Table of Contents

Fabrication, falsification, and plagiarism

Fabrication means the invention of data or research results and reporting them as if they are fact. On the scale of severity, fabrication is amongst the worst behaviors in science (Steneck, 2006).

Falsification means the manipulation of data or research material, equipment or processes to change, withhold or remove data or research results without justification.

The difference with fabrication is that falsification can be rather subtle and that falsification has derivatives which are not as severe as the main definition of falsification, but still influence the results of research. So on a scale between misconduct and common practice, fabrication is on the clear misconduct side, we see that falsification is mainly misconduct, but that it’s derivatives are sometimes in a grey area (Fanelli, 2009).

One derivative of falsification is ‘mining’. This entails the gathering of a large data set to extract significant relations. Of course, in research one often looks for significant relations between various factors, but essential here is the opportunistic aspect, the fishing (Fanelli, 2009). Another derivative is result selection, where one only publishes the results that support your hypothesis. Although this only reflects on data, one can also make a parallel with references, that is, that one only uses sources that are consistent with your hypothesis (ALLEA, 2017).

Derivatives:

  • Remove the outliers;
  • Remove parts of continuous data;
  • Round off 94.55% upwards to make it significant.

Plagiarism means the use of another person’s ideas, work methods, results or texts without appropriate acknowledgement.

Plagiarism Spectrum:

  1. Clone: submitting another’s work, word-for-word, as one’s own.
  2. Ctrl-c: contains significant portions of text from a single source without alterations.
  3. Find: Replace changing key words and phrase but retaining the essential content of the source.
  4. Remix: Paraphrases from multiple sources, made to fit together.
  5. Recycle: borrows generously from the writer’s previous work without citation.
  6. Hybrid: Combines perfectly cited sources with copied passages without citation.
  7. Mashup: Mixes copied material from multiple sources.
  8. 404 Error: Includes citations to non-existent or inaccurate information about sources.
  9. Aggregator: Includes proper citation to sources but the paper contains almost no original work.
  10. Re-tweet: includes proper citation, but relies too closely on the text’s original wording and/or structure.

How to avoid plagiarism?

You can present information coming from a source in two ways: you can do it in your own words (paraphrasing) or you can quote. Quotations should be used sparsely.

Questionable research practices

Exaggeration

Exaggeration is a grey subject of research integrity. Being visible and drawing attention to your research is, arguably, a part of being a researcher as science is a part of society.

However, in extreme cases, it might have severe consequences in the case of health care and treatments.

Predatory publishing

With the advancement of open access however, a new problem has risen. Under the new author-pays model of open access, publishers ask authors for an article processing charge (APC) when submitting papers. Some ‘publishers’ and journals have attempted to exploit this model by charging large fees to authors without providing the proper editorial and publishing services associated with more established and legitimate journals. Publishers lack transparency and use deceptive websites and emails to attract manuscript submissions and the accompanying author fees (Beall, 2013).

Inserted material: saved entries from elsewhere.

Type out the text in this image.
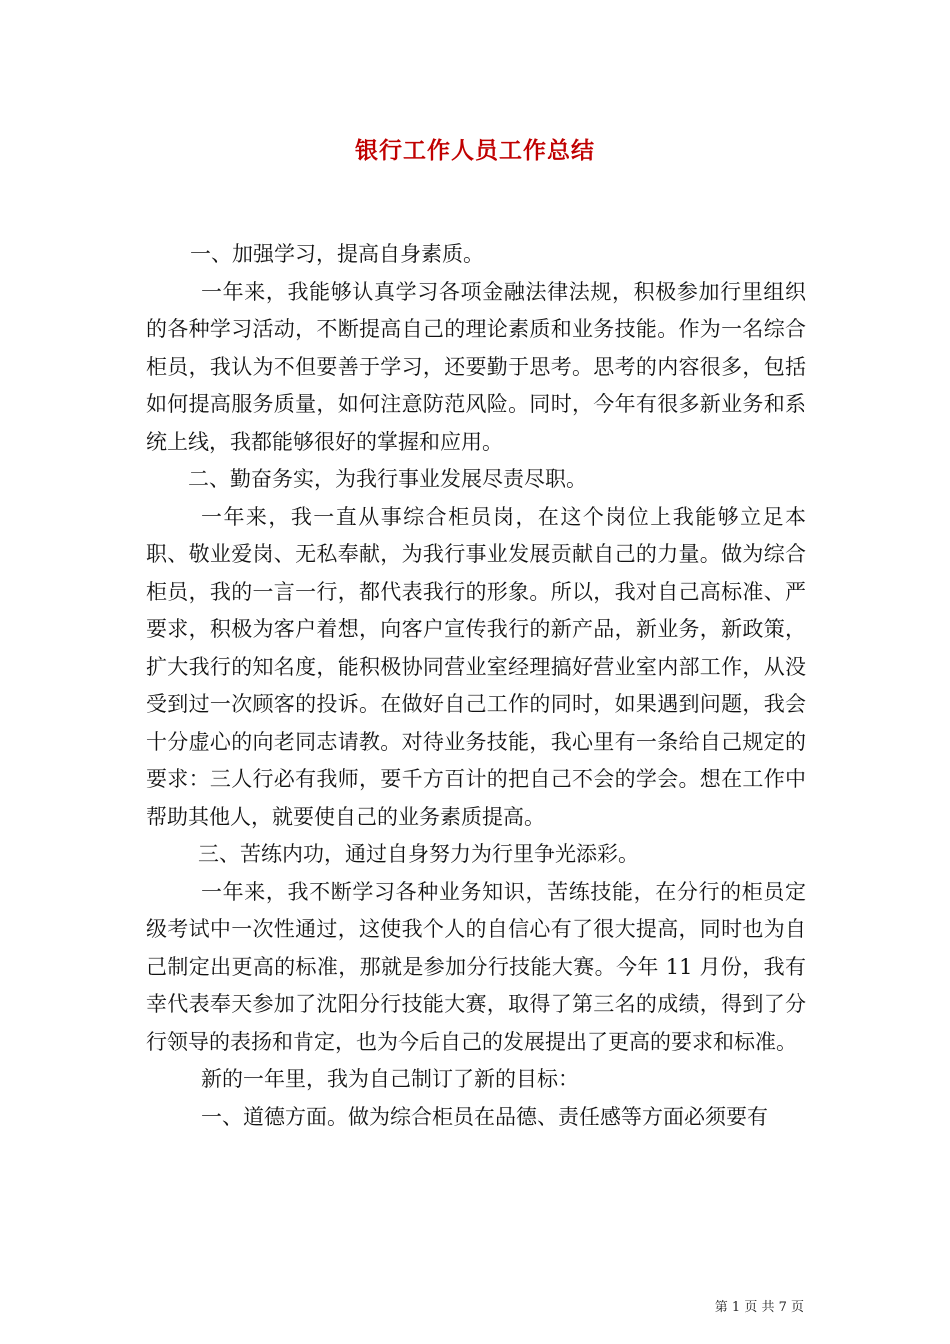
银行工作人员工作总结

一、加强学习，提高自身素质。

一年来，我能够认真学习各项金融法律法规，积极参加行里组织的各种学习活动，不断提高自己的理论素质和业务技能。作为一名综合柜员，我认为不但要善于学习，还要勤于思考。思考的内容很多，包括如何提高服务质量，如何注意防范风险。同时，今年有很多新业务和系统上线，我都能够很好的掌握和应用。

二、勤奋务实，为我行事业发展尽责尽职。

一年来，我一直从事综合柜员岗，在这个岗位上我能够立足本职、敬业爱岗、无私奉献，为我行事业发展贡献自己的力量。做为综合柜员，我的一言一行，都代表我行的形象。所以，我对自己高标准、严要求，积极为客户着想，向客户宣传我行的新产品，新业务，新政策，扩大我行的知名度，能积极协同营业室经理搞好营业室内部工作，从没受到过一次顾客的投诉。在做好自己工作的同时，如果遇到问题，我会十分虚心的向老同志请教。对待业务技能，我心里有一条给自己规定的要求：三人行必有我师，要千方百计的把自己不会的学会。想在工作中帮助其他人，就要使自己的业务素质提高。

三、苦练内功，通过自身努力为行里争光添彩。

一年来，我不断学习各种业务知识，苦练技能，在分行的柜员定级考试中一次性通过，这使我个人的自信心有了很大提高，同时也为自己制定出更高的标准，那就是参加分行技能大赛。今年 11 月份，我有幸代表奉天参加了沈阳分行技能大赛，取得了第三名的成绩，得到了分行领导的表扬和肯定，也为今后自己的发展提出了更高的要求和标准。

新的一年里，我为自己制订了新的目标：

一、道德方面。做为综合柜员在品德、责任感等方面必须要有

第 1 页 共 7 页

Publishing your work in an untrustworthy journal has the potential to damage your career. As part of your academic skill set it is therefore necessary to develop a sense of scholarly publishing literacy. Several resources exist online (VSNU, 2018) that allow you to qualitatively assess the different publisher and journals options available to you. This can assist you in making the right decision where to publish your paper in open access.

Bias

Bias in research refers to systematic errors in the collection of data, (un)intentional selection of desirable or anticipated analytic or empirical results, unfair assessments of persons, or the drawing of preferred and often unjustified conclusions based on ignoring or downplaying of contrary evidence or arguments.

So an honest scientists tries to counter biases in research as much as possible, and can do so by being open about choices, self-critical on his or her own fallibilities and the limitations of the study or the available evidence, rigorous (systematic and transparent) practices in collecting data and assessing arguments pro and con, and comprehensive in the reporting of results. Transparency further enhances accountability by allowing scientific peers to openly assess, debate, and correct any biases that might emerge during the research process or when assessing results, arguments, or persons.

Text recycling

Academic text recycling is the reuse of one’s own writing in new academic publications without reference. This can range from reusing a single sentence to reusing several pages, or even entire articles. In the latter case, scholars commonly refer to ‘duplication’.